With The Star on solid financial ground, Warren Harding turned his attention to public service. Florence always believed strongly in her husband’s potential and was comfortable in the male-dominated world of politics. As Harding worked his way through elected positions of state senator, lieutenant governor, a failed gubernatorial bid, and then a U.S. Senate seat, Florence was Harding’s dependable sounding board. The Republicans urged Harding to run for president in 1920—and Florence was adamantly against the idea. By the time Harding threw his hat into the ring, though, Florence was on board 100 percent.
During Harding’s front porch campaign in 1920, which drew more than 600,000 people to Marion during just three months, Florence was a tireless worker. Despite recurring bouts of chronic kidney disease, she gave interviews, talked to visitors on the porch, stuffed envelopes and acted as Marion’s hostess for what she called “the greatest epoch of my life.”
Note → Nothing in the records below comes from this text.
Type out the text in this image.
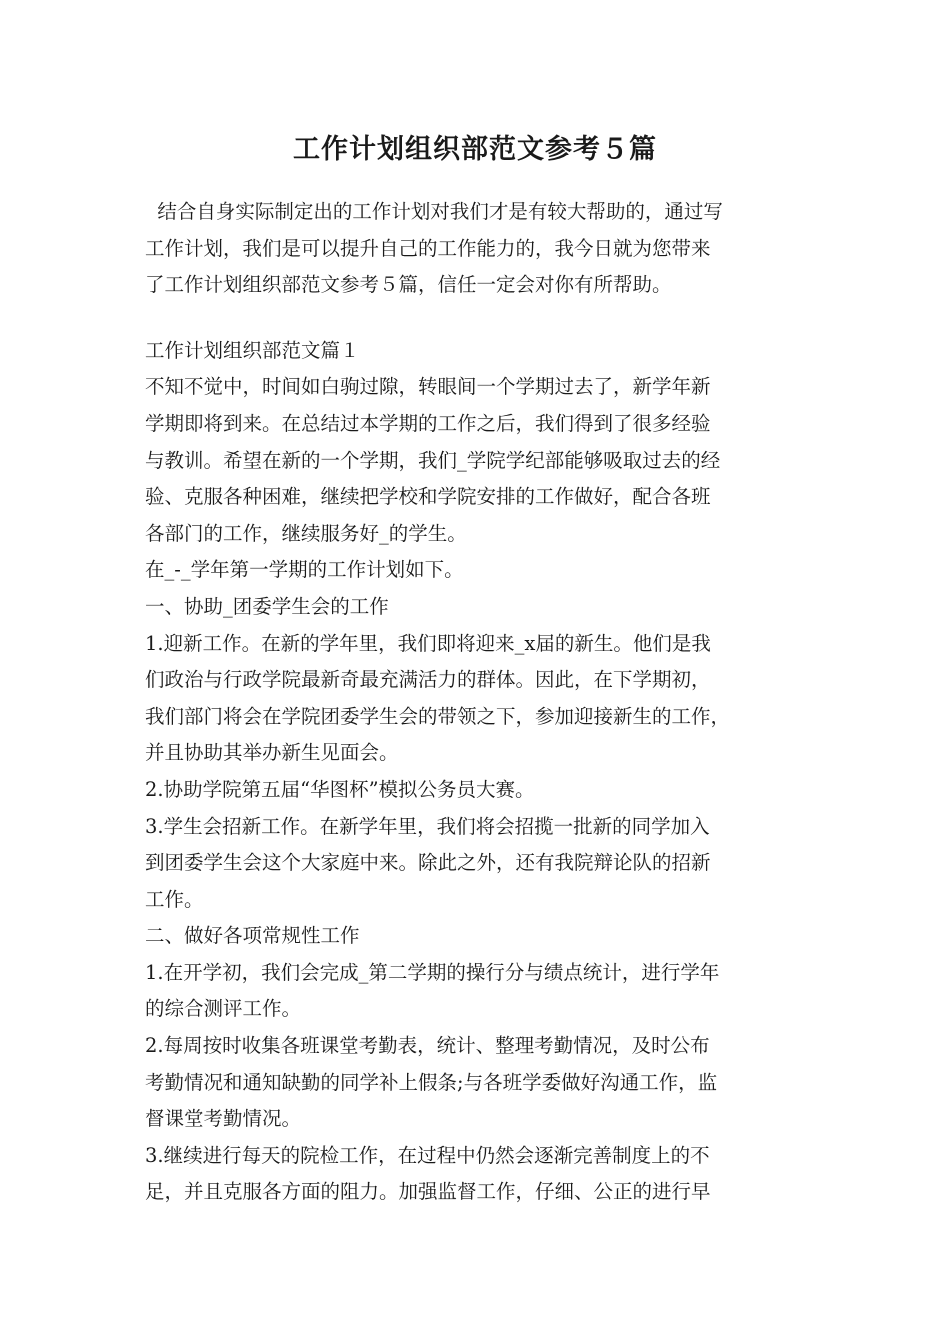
工作计划组织部范文参考５篇
结合自身实际制定出的工作计划对我们才是有较大帮助的，通过写
工作计划，我们是可以提升自己的工作能力的，我今日就为您带来
了工作计划组织部范文参考５篇，信任一定会对你有所帮助。
工作计划组织部范文篇１
不知不觉中，时间如白驹过隙，转眼间一个学期过去了，新学年新
学期即将到来。在总结过本学期的工作之后，我们得到了很多经验
与教训。希望在新的一个学期，我们_学院学纪部能够吸取过去的经
验、克服各种困难，继续把学校和学院安排的工作做好，配合各班
各部门的工作，继续服务好_的学生。
在_-_学年第一学期的工作计划如下。
一、协助_团委学生会的工作
1.迎新工作。在新的学年里，我们即将迎来_x届的新生。他们是我
们政治与行政学院最新奇最充满活力的群体。因此，在下学期初，
我们部门将会在学院团委学生会的带领之下，参加迎接新生的工作，
并且协助其举办新生见面会。
2.协助学院第五届“华图杯”模拟公务员大赛。
3.学生会招新工作。在新学年里，我们将会招揽一批新的同学加入
到团委学生会这个大家庭中来。除此之外，还有我院辩论队的招新
工作。
二、做好各项常规性工作
1.在开学初，我们会完成_第二学期的操行分与绩点统计，进行学年
的综合测评工作。
2.每周按时收集各班课堂考勤表，统计、整理考勤情况，及时公布
考勤情况和通知缺勤的同学补上假条;与各班学委做好沟通工作，监
督课堂考勤情况。
3.继续进行每天的院检工作，在过程中仍然会逐渐完善制度上的不
足，并且克服各方面的阻力。加强监督工作，仔细、公正的进行早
Harding’s election to the presidency naturally elevated Florence to the role of First Lady. Although never a suffragette, Florence gave women a forum through her national position. She invited the approximate 40 Washington-area female journalists to the White House for “chats,” arranged for women scientists, such as Madame Marie Curie, to come to the White House, and promoted appearances by female athletes, musicians, and singers at what she called “the people’s house.” She urged women to get involved in the political process – no matter which party – and make their voices heard. Above all, she listened to women from all social and economic standings, often inviting divorcees and single working women to the White House for tea and answering letters from women across the country.
Florence’s call to help the disabled veterans from World War I was dear to her heart. Her frequent visits to the hospital wards and events at the White House designed for wounded vets complemented her husband’s accomplishment of starting the Veterans Bureau. Mrs. Harding also gave her time, energy and money to groups fighting against cruelty to animals.
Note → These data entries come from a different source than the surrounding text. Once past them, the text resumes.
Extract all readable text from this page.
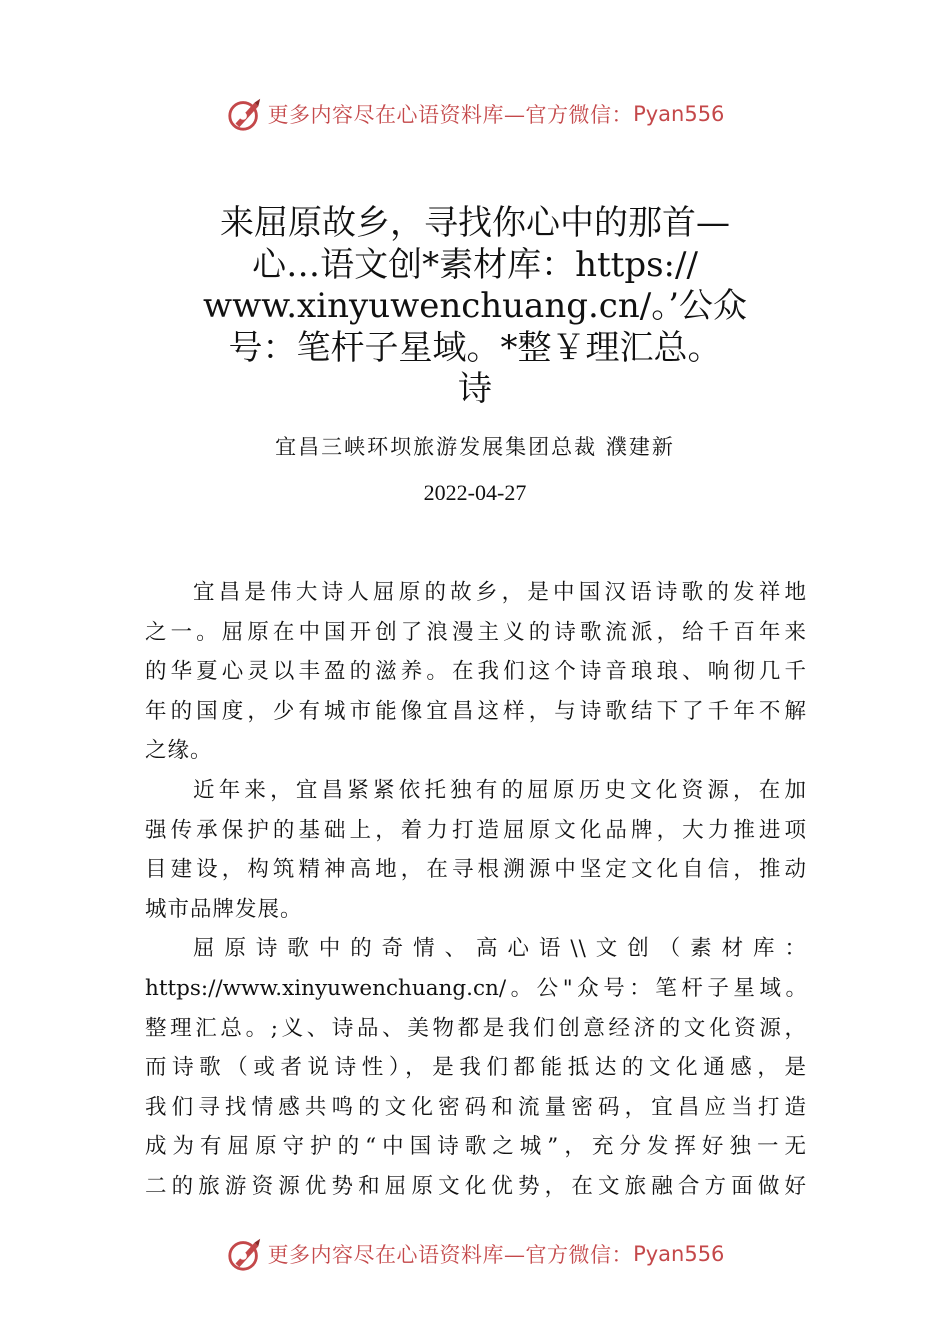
更多内容尽在心语资料库—官方微信： Pyan556
来屈原故乡，寻找你心中的那首—
心…语文创*素材库：https://
www.xinyuwenchuang.cn/。’公众
号：笔杆子星域。*整￥理汇总。
诗
宜昌三峡环坝旅游发展集团总裁 濮建新
2022-04-27
宜昌是伟大诗人屈原的故乡，是中国汉语诗歌的发祥地
之一。屈原在中国开创了浪漫主义的诗歌流派，给千百年来
的华夏心灵以丰盈的滋养。在我们这个诗音琅琅、响彻几千
年的国度，少有城市能像宜昌这样，与诗歌结下了千年不解
之缘。
近年来，宜昌紧紧依托独有的屈原历史文化资源，在加
强传承保护的基础上，着力打造屈原文化品牌，大力推进项
目建设，构筑精神高地，在寻根溯源中坚定文化自信，推动
城市品牌发展。
屈原诗歌中的奇情、高心语\\文创（素材库：
https://www.xinyuwenchuang.cn/。公"众号：笔杆子星域。
整理汇总。;义、诗品、美物都是我们创意经济的文化资源，
而诗歌（或者说诗性），是我们都能抵达的文化通感，是
我们寻找情感共鸣的文化密码和流量密码，宜昌应当打造
成为有屈原守护的“中国诗歌之城”，充分发挥好独一无
二的旅游资源优势和屈原文化优势，在文旅融合方面做好
更多内容尽在心语资料库—官方微信： Pyan556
President Harding was in office just 29 months. He died in San Francisco after suffering from congestive heart failure and then, a fatal heart attack. Florence was a stalwart leader for the nation during that shocking, sad time. After her husband’s death, Florence took rooms at the Willard Hotel, but soon returned to Marion as her health failed. She resided in the Rose Cottage on the grounds of the Sawyer Sanitarium on White Oaks Road, then in the home of Dr. Charles and Mandy Sawyer for both the medical care and the close friendship. She died just 15 months after her husband, on November 21, 1924, at the age of 64. She and President Harding are buried in the stately Harding Memorial Presidential Gravesite.